弄琴看着言繁川的眼眸,那是从没有见过的阴冽,仅一眼就要将她冻住。
看着眼前的情形,七七暗笑,赌对了,进来的果然是言繁川。
她本来就在病中,三千乌黑的青丝顺着肩膀流淌下来,衬得脸色分外苍白,此时又带着些恐惧的眼眸,看着弄琴颤抖的说道:“你那日推我下了雪崖还不够,如今又想杀了我灭口!”
言繁川皱眉道:“雪崖?”
七七轻泣了声,继续对着弄琴道:“那时在冰骨山上,那天,我从言繁川的房间里出来被你看见,于是,那样雪花纷飞的下午,你拽着我头发,直直的倒拖出万炎宫,我受伤的手被磨出血痕,衣服被磨烂……”
“你怕我叫喊,点住我的穴道,一直拉到雪崖上,然后扇我的耳光,再潇洒的一脚将我踢下雪崖……”
言繁川看着她回忆当时的情景,瞳孔放大,全身颤抖,伸手就想将七七搂在怀里。
七七抬起她绝美的小脸,大大的眼中噙着泪水,却是对着言繁川,声音放大道:“雪崖,你们知道多高吗?弄琴按着我的头去看雪崖的时候,深不见底……”
“石子丢下去都听不到回声……”
言繁川看着她欲哭又故作坚强的样子,心里如同被人打了几拳一般闷痛,他以为七七只是走了,生他的气,先行打包下山了。
谁知,事实却是如此……
刚才御夜和他一番厮打,终究是被赶过来的楚非离拉开,他隐约猜到其中必有隐情,不然御夜也不会每次见到他,眼眸中就含着深深的怒意!
可他从没想到事情竟然是这样的!
言繁川伸出手要去搂七七,却被她避开,那样纤弱的模样却更让他不舍。
他转头望向弄琴,眼中却被万层寒冰覆盖,道:“事实是不是这样?”
弄琴早在七七开始说出事情真相的时候脸色变得唰白,她浑身抖如落叶,口中仍说道:“没有!我没有!”

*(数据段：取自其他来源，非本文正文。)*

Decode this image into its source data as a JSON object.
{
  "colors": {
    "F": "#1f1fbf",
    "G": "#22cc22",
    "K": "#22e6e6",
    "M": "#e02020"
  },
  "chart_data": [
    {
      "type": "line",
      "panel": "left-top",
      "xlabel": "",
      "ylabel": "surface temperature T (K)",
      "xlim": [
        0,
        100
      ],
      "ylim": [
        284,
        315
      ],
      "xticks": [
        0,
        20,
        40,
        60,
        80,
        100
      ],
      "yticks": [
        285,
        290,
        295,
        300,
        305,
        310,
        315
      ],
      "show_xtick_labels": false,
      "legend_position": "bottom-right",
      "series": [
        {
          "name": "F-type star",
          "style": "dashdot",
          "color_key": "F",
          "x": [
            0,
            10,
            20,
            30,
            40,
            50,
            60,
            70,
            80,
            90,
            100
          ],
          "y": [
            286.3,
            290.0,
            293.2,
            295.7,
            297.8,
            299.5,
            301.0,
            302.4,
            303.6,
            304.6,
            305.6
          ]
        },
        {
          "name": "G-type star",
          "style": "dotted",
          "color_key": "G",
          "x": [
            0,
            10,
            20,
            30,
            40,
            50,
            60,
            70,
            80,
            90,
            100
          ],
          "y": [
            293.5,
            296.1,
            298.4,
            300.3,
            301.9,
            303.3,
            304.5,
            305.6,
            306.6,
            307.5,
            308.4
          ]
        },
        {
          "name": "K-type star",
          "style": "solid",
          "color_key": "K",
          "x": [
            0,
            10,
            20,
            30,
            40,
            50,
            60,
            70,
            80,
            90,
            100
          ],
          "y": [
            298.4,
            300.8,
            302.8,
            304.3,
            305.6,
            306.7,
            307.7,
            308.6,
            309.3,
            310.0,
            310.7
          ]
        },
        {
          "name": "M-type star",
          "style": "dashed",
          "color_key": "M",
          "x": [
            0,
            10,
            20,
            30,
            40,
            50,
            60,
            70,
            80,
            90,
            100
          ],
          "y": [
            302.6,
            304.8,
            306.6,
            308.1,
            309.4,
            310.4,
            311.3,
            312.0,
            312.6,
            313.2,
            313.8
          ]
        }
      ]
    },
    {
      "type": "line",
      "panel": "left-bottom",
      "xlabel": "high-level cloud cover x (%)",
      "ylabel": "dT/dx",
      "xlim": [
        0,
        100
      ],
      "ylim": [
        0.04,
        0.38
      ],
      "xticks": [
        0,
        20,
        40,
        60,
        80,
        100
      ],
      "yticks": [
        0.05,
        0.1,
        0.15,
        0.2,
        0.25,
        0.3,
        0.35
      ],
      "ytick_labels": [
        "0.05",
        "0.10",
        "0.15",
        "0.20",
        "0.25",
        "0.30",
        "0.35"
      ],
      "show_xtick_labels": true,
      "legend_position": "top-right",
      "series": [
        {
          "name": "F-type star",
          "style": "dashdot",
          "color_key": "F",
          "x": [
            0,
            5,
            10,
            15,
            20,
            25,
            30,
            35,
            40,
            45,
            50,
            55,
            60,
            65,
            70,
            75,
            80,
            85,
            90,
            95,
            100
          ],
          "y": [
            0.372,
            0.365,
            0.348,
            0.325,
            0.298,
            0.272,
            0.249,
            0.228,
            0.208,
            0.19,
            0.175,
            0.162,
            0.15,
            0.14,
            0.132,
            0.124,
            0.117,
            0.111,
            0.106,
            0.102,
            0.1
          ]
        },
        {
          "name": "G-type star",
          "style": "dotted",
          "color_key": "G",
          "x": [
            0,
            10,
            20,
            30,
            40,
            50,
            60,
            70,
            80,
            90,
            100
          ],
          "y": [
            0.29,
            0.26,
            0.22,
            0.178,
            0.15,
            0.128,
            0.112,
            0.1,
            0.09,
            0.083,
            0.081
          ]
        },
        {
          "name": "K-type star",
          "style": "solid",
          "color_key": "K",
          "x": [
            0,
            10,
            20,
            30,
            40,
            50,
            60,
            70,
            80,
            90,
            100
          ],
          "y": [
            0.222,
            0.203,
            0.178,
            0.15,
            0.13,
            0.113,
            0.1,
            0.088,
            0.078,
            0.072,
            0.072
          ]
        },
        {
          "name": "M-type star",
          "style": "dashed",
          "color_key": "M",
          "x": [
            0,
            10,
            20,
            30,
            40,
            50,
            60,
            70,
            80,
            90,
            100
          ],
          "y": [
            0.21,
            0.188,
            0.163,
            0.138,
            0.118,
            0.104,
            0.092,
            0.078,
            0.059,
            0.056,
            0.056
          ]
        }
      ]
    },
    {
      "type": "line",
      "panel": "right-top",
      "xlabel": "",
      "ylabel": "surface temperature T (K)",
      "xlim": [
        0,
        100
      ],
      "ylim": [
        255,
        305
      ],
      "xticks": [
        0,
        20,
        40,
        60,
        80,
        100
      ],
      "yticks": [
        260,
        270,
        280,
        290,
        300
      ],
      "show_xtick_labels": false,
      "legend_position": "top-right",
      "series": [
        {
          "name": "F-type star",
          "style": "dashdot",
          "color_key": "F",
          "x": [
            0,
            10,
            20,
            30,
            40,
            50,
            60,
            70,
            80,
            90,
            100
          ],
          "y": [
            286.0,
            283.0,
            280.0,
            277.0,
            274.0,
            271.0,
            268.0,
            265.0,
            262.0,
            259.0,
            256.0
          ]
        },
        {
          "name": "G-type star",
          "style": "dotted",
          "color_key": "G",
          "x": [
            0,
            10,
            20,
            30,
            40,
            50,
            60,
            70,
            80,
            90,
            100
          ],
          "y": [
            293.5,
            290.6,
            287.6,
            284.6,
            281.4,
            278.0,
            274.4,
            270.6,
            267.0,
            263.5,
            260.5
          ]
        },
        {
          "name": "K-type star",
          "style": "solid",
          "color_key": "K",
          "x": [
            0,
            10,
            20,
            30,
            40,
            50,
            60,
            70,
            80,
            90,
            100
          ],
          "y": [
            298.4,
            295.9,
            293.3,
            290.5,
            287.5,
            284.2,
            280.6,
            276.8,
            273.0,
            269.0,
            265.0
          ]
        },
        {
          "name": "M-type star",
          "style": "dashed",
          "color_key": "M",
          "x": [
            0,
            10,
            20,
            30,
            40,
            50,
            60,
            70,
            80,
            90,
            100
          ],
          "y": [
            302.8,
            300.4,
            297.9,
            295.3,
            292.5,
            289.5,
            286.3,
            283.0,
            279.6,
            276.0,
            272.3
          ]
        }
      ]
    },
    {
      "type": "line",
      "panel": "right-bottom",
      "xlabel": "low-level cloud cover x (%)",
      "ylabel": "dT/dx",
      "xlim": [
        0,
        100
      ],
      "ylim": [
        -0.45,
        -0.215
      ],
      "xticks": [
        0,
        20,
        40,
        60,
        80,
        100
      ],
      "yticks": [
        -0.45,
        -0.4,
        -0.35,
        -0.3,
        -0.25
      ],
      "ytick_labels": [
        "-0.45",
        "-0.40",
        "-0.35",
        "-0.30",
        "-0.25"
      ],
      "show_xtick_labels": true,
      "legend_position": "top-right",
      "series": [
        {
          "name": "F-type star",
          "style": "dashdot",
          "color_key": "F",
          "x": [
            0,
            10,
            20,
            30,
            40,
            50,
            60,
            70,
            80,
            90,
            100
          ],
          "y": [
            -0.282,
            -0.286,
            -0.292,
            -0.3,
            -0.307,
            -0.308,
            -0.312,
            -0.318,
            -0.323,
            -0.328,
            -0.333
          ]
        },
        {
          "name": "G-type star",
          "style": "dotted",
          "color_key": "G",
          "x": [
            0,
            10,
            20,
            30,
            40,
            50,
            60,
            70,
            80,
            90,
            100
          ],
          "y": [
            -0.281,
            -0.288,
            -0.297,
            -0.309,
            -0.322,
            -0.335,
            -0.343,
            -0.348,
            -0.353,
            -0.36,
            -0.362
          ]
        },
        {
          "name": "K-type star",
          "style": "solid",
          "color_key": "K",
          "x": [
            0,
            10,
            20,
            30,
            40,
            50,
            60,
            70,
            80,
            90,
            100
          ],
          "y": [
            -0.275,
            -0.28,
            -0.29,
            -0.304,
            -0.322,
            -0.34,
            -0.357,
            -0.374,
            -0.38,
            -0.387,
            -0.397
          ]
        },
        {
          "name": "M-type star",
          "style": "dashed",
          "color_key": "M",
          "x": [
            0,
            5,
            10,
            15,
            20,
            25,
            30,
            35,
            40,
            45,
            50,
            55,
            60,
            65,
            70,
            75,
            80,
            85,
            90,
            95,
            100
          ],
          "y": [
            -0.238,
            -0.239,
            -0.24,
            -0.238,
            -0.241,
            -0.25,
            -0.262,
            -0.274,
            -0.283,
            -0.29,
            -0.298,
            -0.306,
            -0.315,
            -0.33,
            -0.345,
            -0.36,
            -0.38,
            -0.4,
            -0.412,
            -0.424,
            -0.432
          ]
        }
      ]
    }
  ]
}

七七见她否认,也顾不得身上使不上力气,站起身来对着弄琴一步步走近,“你没有!你没有难道我自己发疯去跳雪崖!”
她将手伸出,笑容有着狰狞,道:“来,我给你看看证据,你将我拖着走的时候,满手都是一道道的血痕,深到现在还可以看见……”
弄琴瞳孔放大,她不能,她不能给宫主知道做出了那样的事情,宫主一定会将她赶出万炎宫的。
她怎么能离开宫主呢?!
念头如闪电而过,她眸中寒光一闪,从腰侧拿起一把匕首直插七七心窝——
只要这个女人死了!
那么就死无对证了!
此时的弄琴已然疯狂,她完全没有想到言繁川还站在一旁,她这次是在言繁川的眼底下对七七动手!
七七暗中冷笑,眼中闪过一抹凌厉,她将手缩回,那些疤,早在御夜给她涂了药后就没有了!
她不过是要逼弄琴而已!
弄琴,我就是要你在言繁川面前失控!
弄琴拔出匕首的动作快,可言繁川的动作比她更快上百倍,他如冰的大掌握在弄琴的手腕,只听咔嚓一声……
弄琴的手腕上传来如割心般的痛感!
言繁川已经生生折断了她的右手!
“弄琴,你的眼中可曾有过我这个宫主!”
如冰的声音传进了弄琴耳中,宫主问她,眼中是否曾有过他?
她很想笑,却更想哭。
自五岁时入了万炎宫,那晚上,第一次看见少年站在万里冰封的冰骨雪地上,静谧的月光流淌在他雪玉的脸颊上,长而浓密的睫羽下那双不带一丝波澜的身影。
从那时起,她的世界所有的颜色瞬间褪去,所有的光彩隐没踪影,只剩的那一抹的白。
她的手腕很疼,但是她的心更疼,弄琴不明白自己做错了什么——
她只是想那一抹记忆中的白色永远独存,甚至连霸占的念头她都不敢有。
弄琴的声音笑中带着哭声:“宫主,除了宫主外,弄琴的眼中从未有过其他人,可是,宫主的眼里似乎有过弄琴半分!”
“弄琴自问在你身边八年,对你尽心尽责,对你的一分爱恋也从未隐藏,只是因为卑弱,而不曾表达,请问,宫主可曾对弄琴有过心?!”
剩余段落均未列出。